Using [tex]u_k = \[ \left( \begin{array}{ccc} F_{k+1} \\ F_k \end{array} \right)\] [/tex] [tex] u_0 = \[ \left( \begin{array}{ccc} 1 \\ 0 \end{array} \right)\][/tex] [tex] A = \[ \left( \begin{array}{ccc} 1 & 1 \\ 1 & 0 \end{array} \right)\][/tex]

Solve for [tex]u_k[/tex] in terms of [tex]u_0[/tex] to show that:

[tex]F_k = \frac{1}{\sqrt{5}}\ \left(\left(\frac{1 + \sqrt{5}}{2}\ \right)^k - \left(\frac{1 - \sqrt{5}}{2}\ \right)^k\right) [/tex]

## Homework Equations

See above.

## The Attempt at a Solution

Well, I worked out that [tex]u_k = A^k u_0 [/tex]

[tex] \[ \left( \begin{array}{ccc} F_{k+1} \\ F_k \end{array} \right)\][/tex] = [tex]\[ \left( \begin{array}{ccc} 1 & 1 \\ 1 & 0 \end{array} \right)\]^k[/tex] [tex]\[ \left( \begin{array}{ccc} 1 \\ 0 \end{array} \right)\] [/tex]

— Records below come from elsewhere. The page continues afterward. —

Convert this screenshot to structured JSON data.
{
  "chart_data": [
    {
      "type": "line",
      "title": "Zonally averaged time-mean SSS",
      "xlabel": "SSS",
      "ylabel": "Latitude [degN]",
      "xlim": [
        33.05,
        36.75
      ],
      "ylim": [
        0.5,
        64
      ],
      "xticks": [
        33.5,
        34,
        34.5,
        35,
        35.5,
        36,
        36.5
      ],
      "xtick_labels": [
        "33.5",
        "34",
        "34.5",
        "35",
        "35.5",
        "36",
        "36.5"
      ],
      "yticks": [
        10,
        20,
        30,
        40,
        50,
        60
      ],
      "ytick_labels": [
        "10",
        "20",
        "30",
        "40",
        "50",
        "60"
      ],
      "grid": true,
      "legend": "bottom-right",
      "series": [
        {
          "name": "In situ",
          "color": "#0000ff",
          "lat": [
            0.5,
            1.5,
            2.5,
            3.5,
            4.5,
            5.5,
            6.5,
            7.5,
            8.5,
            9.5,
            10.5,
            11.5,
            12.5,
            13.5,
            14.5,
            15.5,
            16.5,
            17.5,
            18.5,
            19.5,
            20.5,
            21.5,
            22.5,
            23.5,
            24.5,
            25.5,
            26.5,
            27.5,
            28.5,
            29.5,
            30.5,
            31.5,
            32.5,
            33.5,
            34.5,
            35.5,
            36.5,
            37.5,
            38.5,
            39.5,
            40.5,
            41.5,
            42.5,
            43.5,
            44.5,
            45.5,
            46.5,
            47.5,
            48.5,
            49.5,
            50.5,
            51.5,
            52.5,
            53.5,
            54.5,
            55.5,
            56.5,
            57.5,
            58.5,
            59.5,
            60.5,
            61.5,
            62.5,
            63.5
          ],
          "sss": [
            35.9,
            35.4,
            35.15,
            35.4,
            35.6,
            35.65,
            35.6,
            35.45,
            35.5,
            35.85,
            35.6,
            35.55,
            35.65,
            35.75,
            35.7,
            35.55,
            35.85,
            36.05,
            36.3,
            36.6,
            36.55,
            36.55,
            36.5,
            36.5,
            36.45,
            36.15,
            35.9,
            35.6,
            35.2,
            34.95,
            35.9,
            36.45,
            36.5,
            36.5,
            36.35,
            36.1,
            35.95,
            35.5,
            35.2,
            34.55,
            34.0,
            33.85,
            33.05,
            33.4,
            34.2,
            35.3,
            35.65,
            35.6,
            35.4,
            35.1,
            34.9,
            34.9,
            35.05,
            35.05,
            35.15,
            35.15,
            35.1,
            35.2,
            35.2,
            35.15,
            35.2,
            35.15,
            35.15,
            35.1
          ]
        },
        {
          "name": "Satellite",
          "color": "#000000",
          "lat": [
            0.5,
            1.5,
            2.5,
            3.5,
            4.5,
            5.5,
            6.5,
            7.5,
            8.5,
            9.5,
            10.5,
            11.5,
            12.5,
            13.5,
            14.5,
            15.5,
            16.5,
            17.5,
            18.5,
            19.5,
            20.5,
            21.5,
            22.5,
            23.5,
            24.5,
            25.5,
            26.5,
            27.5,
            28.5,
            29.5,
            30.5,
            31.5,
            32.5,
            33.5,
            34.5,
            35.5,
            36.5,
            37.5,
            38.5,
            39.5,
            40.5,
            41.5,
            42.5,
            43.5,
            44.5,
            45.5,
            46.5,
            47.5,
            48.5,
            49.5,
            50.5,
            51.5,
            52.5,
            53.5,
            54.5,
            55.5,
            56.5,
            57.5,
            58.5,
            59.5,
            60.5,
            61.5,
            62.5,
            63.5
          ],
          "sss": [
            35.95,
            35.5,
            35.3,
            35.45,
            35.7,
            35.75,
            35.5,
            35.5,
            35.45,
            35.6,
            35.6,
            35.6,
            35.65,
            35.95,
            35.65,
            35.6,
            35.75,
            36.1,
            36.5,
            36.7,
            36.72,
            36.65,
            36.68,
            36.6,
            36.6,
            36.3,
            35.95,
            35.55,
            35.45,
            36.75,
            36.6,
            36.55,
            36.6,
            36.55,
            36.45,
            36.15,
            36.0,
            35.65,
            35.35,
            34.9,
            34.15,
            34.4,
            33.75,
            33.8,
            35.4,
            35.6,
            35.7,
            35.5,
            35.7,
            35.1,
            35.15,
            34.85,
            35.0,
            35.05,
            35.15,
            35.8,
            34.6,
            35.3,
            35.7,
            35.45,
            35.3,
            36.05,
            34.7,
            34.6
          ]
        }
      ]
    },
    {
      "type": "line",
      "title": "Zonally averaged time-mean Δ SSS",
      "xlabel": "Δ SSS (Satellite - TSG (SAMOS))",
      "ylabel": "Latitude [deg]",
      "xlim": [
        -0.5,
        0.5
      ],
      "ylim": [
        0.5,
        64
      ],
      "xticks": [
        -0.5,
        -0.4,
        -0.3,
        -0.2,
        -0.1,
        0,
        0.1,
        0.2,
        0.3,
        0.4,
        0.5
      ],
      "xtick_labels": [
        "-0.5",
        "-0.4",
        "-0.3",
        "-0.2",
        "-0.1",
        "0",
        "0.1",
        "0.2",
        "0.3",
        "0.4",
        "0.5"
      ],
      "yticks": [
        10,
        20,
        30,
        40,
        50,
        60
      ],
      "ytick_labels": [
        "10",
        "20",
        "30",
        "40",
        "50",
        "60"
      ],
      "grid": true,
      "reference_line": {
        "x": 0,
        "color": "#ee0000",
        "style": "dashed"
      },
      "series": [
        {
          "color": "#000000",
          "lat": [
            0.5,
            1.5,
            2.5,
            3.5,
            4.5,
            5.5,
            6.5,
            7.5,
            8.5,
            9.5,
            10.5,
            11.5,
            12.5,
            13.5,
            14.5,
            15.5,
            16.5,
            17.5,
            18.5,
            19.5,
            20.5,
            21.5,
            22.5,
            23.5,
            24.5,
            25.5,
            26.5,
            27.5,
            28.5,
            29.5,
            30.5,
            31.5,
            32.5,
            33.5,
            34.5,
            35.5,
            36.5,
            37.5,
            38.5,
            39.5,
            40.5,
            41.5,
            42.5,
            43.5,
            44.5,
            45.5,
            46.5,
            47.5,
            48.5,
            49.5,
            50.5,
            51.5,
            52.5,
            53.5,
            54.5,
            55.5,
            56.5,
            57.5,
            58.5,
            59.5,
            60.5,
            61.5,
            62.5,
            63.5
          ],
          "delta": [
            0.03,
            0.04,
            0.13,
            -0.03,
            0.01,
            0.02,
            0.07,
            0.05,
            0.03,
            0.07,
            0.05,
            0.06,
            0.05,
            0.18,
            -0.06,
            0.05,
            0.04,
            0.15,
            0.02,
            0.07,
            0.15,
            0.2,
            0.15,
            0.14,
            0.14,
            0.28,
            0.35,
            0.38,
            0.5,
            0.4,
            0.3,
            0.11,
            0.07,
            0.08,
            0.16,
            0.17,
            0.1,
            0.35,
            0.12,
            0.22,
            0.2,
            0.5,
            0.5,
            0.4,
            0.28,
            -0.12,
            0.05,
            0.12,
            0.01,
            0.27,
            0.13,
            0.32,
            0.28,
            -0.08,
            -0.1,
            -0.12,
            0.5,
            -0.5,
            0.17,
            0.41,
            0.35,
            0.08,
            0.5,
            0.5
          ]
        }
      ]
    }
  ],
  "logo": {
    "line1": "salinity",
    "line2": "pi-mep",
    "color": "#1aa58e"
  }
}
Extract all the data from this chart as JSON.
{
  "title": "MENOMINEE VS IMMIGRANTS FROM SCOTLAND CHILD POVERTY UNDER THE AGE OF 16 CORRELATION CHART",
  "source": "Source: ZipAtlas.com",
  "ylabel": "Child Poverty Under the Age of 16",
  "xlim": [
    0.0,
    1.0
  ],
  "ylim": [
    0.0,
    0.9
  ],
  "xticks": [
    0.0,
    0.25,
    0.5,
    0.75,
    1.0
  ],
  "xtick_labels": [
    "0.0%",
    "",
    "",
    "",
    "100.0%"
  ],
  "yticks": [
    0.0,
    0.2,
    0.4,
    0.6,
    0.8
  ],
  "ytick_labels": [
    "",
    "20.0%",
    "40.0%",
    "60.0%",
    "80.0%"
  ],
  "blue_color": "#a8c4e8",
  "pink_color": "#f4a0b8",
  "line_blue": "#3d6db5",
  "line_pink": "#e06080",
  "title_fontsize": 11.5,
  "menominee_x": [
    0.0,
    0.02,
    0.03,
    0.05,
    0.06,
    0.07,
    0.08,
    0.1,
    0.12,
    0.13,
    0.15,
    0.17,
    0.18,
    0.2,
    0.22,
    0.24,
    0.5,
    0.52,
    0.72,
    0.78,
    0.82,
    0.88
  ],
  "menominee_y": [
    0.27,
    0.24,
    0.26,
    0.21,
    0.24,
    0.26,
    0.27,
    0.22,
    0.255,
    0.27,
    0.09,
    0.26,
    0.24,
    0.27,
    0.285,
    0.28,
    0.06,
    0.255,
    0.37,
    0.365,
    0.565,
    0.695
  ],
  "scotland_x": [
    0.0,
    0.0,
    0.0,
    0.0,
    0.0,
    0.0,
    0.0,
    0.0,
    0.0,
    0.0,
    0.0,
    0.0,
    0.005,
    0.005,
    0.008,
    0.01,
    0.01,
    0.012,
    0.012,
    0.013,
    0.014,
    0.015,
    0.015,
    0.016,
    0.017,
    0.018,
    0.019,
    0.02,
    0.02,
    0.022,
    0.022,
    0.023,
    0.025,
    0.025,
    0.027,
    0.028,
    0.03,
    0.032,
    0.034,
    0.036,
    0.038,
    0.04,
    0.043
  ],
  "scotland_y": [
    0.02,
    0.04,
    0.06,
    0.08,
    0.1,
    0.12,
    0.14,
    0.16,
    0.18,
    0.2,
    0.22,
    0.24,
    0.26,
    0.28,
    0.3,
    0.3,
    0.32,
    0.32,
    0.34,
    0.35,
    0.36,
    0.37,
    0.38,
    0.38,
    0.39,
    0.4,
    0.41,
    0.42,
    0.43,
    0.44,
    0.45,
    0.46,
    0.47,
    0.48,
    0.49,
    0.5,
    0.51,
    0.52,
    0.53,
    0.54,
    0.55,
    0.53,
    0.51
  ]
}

But I'm not sure of the matrix operations I need to use to expand that A matrix, and the other two, in order to obtain an algebraic expression.

Note: That 1,1,1,0 matrix is meant to be to the power of k, but the LaTex went weird.